Monday, 14 May 2012

Books, books and more books...

This week it is all hands on deck as we concentrate all our efforts on blitzing the work left to do on the thousands of books we have. It is going to be a sad end to the week as our Local Studies Librarian, David, is leaving us for pastures new; so while he is still here we are making the most of his knowledge to get as much done as possible!

So, what exactly is happening?

  • The Local Studies library collections from the Record Office, the History Centre, the City library and the archaeology service are being merged. This is a momentous occasion as it is the first time all of these volumes have been together in one, easily-accessible home.

    • Our special collection library, called the Palfrey Collection is being placed into glass cabinets in our searchroom on the History floor. This extensive collection was bequeathed to the County Council by Alderman H.E.Palfrey, Chairman of the Records Committee; who was crucial in the County Council’s decision to set up its own Record Office in 1947. Compiled over many years the collection boasts a rare selection of antiquarian studies; first edition volumes and books crucial to the study of Worcestershire. These books will be locked in cabinets and will be accessible by requests to a member of staff. This is will be the first time these books have ever been on public display!

    • Each and every book is having its location updated on Talis - our online library catalogue.

    • Each book is being stamped as Reference Only and Local Studies Collection.
    • Minor repair work is taking place. This can include work on drooping spines and torn covers.

    David, our Local Studies Librarian - working hard to finish everything before he leaves :(

    We have already made a huge amount of progress on our library stock since the History Centre moved to The Hive; hopefully after this week the end may be in sight!

    Tuesday, 8 May 2012

    The History Centre has moved to The Hive

    The removal men arrived on Monday morning, and just over twenty four hours later everything from the History Centre had been moved to The Hive. Staff are now settling into the new building and finding their way around. There is still lots of work to do before we open but it is nice to finally be all together in one place!
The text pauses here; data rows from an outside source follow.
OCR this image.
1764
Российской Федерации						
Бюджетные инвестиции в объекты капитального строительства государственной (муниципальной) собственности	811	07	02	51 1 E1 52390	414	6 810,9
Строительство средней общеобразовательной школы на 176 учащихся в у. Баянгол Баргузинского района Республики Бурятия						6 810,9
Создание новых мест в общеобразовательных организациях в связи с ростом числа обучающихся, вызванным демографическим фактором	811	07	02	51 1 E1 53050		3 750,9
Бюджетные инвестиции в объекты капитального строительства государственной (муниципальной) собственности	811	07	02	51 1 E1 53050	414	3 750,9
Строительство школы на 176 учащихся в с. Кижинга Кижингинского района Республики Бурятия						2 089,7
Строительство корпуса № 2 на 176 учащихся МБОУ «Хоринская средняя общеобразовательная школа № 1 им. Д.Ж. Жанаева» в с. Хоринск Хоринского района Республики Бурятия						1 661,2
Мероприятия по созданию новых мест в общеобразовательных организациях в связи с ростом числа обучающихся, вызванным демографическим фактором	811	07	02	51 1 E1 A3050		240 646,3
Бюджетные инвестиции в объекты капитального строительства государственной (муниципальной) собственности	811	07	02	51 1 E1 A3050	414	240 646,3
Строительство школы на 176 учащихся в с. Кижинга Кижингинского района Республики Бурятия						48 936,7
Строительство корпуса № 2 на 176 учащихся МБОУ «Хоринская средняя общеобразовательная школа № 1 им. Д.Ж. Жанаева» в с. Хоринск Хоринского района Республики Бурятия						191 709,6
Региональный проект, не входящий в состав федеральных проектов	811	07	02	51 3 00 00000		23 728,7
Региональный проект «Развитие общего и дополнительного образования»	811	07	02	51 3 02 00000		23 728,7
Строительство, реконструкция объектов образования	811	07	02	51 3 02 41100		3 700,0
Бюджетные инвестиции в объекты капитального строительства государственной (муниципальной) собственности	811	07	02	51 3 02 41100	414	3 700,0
    All of the History Centre was packed up into crates ready to go:

    The removal company then did a very speedy job of getting it across to The Hive:

    The History Centre looked very different once emptied:

    It was sad to see the end of an era when we left the History Centre for the last time, but we are looking forward to seeing customers old and new when The Hive opens on 2nd July.

    Wednesday, 2 May 2012

    Flood defences at The Hive

    We have just endured the wettest April for 100 years, and many will remember only too clearly the flooding we have experienced in recent years in Worcester; so many of you may be wondering 'just how well is The Hive protected against the threat of floods'?

    The lanscaped areas surrounding The Hive:

    When The Hive was in its planning stages, a lot of work was carried out with the Environment Agency to assess the impact it would have on the area and in particular the flood capacity of the site. The building and its surroundings were then carefully designed with this in mind. In order to take account of future developments, flood predictions were calculated for the next 100 years, with an additional 20% added to allow for any unexpected anomalies.

    One of the basins, which absorb water into the ground:

    The whole of the building has been constructed to sit above the predicted flood plain, which means that it is not in any threat of flooding. An additional protective feature has also been put into place, which sees the building surrounded by basin like areas that are specially designed to absorb any water that enters them. This means that water entering the basin, either as heavy rainfall or as floodwater, is drawn into the ground and away from the building.

    The Hive has improved the flood capacity of the area:

    The construction of The Hive has actually improved the flood capacity of the area surrounding it, as it now features a greater expanse of soft surfaces. By replacing hard surfaces such as tarmac with landscaped areas of grass, the opportunity for water absorption is increased. So rest assured, our lovely new building is perfectly safe and protected from those rising river levels!